Cette analyse comparative examine trois méthodes de préservation de la fertilité chez les patientes atteintes de cancer : la cryoconservation d’ovocytes, d’embryons et de tissu ovarien. L’étude révèle des taux de grossesse et de naissance vivante similaires pour les trois options (taux de naissance vivante de 25,8 à 35,3 %), avec un taux de fausse couche significativement plus faible pour la cryoconservation de tissu ovarien par rapport à celle des embryons. Ces résultats offrent des informations essentielles aux patientes confrontées à des choix difficiles concernant leur fertilité avant d’entamer un traitement susceptible de compromettre leurs futures possibilités de procréation.
Comparaison des options de préservation de la fertilité pour les patientes atteintes de cancer : vitrification ovocytaire, congélation embryonnaire et cryoconservation du tissu ovarien
Table des matières
- Introduction : importance de la préservation de la fertilité pour les patientes atteintes de cancer
- Méthodologie de l'étude
- Résultats détaillés : taux de grossesse, d'accouchement et de fausse couche
- Implications cliniques de ces résultats
- Limitations et considérations de l'étude
- Recommandations aux patientes et prochaines étapes
- Informations sur la source
Introduction : importance de la préservation de la fertilité pour les patientes atteintes de cancer
La préservation de la fertilité est devenue un enjeu majeur de qualité de vie pour les survivantes du cancer souhaitant fonder une famille. Si les traitements anticancéreux ont considérablement progressé ces dernières décennies, permettant à davantage de personnes de survivre à leur diagnostic, nombre d’entre elles doivent faire face aux effets secondaires durables des traitements, notamment l’infertilité. En Angleterre, plus de la moitié des personnes diagnostiquées d’un cancer survivent aujourd’hui au moins dix ans – un taux qui a doublé depuis les années 1980.
L’infertilité liée aux traitements anticancéreux peut entraîner dépression, anxiété et altération de la qualité de vie. Les recommandations médicales actuelles préconisent que les femmes bénéficient d’un conseil spécialisé en fertilité et se voient proposer des options de préservation avant de débuter un traitement anticancéreux. Le choix entre les différentes méthodes dépend de multiples facteurs : âge de la patiente, type et pronostic du cancer, réserve ovarienne, protocole thérapeutique et délai disponible avant le début du traitement.
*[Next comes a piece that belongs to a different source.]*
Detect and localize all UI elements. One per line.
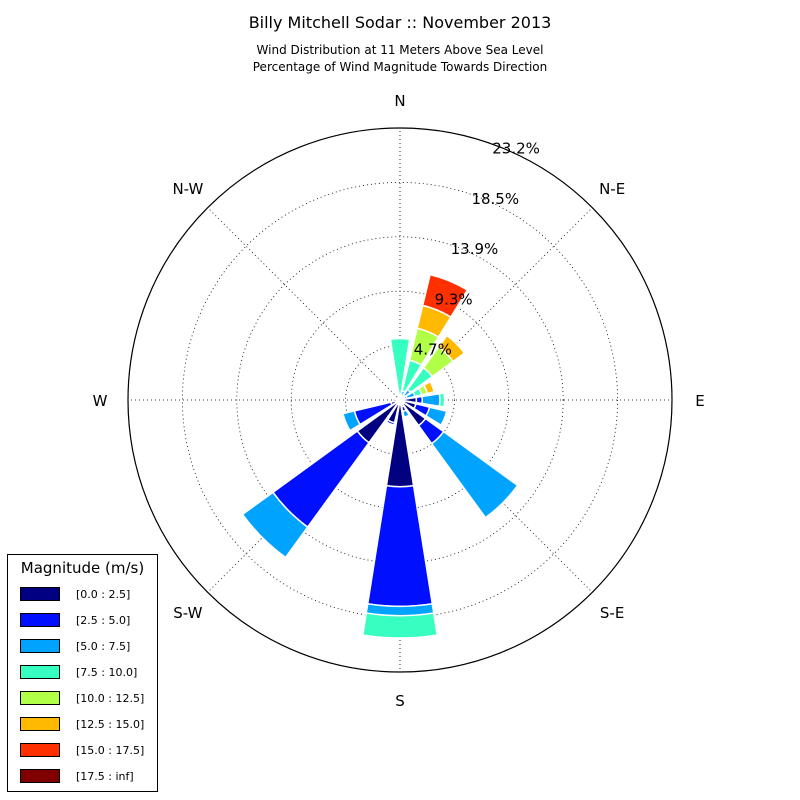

Cette étude comble une lacune importante : parmi les trois principales méthodes de préservation de la fertilité – vitrification ovocytaire, congélation embryonnaire et cryoconservation du tissu ovarien – laquelle offre les meilleures chances de grossesse évolutive et de naissance vivante pour les patientes souhaitant ultérieurement avoir un enfant.
Méthodologie de l’étude
Les chercheurs ont réalisé une revue systématique et une méta-analyse conformes aux recommandations PRISMA. Ils ont interrogé trois bases de données médicales majeures – Embase, Medline et Web of Science – identifiant initialement 5 308 références, dont 1 270 doublons ont été éliminés, laissant 4 038 entrées uniques à évaluer.
Les critères d’inclusion étaient stricts : seules les études portant sur des femmes à risque d’infertilité due à un traitement gonadotoxique, ayant subi l’une des trois procédures de cryoconservation, et avec un suivi documenté des issues reproductives ont été retenues. Toutes les études incluses devaient présenter des données originales.
Ont été exclues les études où la grossesse était tentée par d’autres méthodes (FIV fraîche, don d’ovocytes, conception naturelle pour la vitrification ou la congélation embryonnaire), ainsi que les approches de préservation reposant uniquement sur la chirurgie conservatrice, la suppression ovarienne, la maturation in vitro d’ovocytes, la gestation pour autrui ou la préservation liée à la transition de genre.
Après examen approfondi, 38 études répondaient à tous les critères et ont été analysées en détail. Il s’agissait d’études observationnelles rétrospectives et prospectives. L’évaluation de la qualité selon l’échelle de Newcastle-Ottawa a classé 21 études comme étant de bonne qualité, 10 de qualité moyenne et 8 de qualité médiocre.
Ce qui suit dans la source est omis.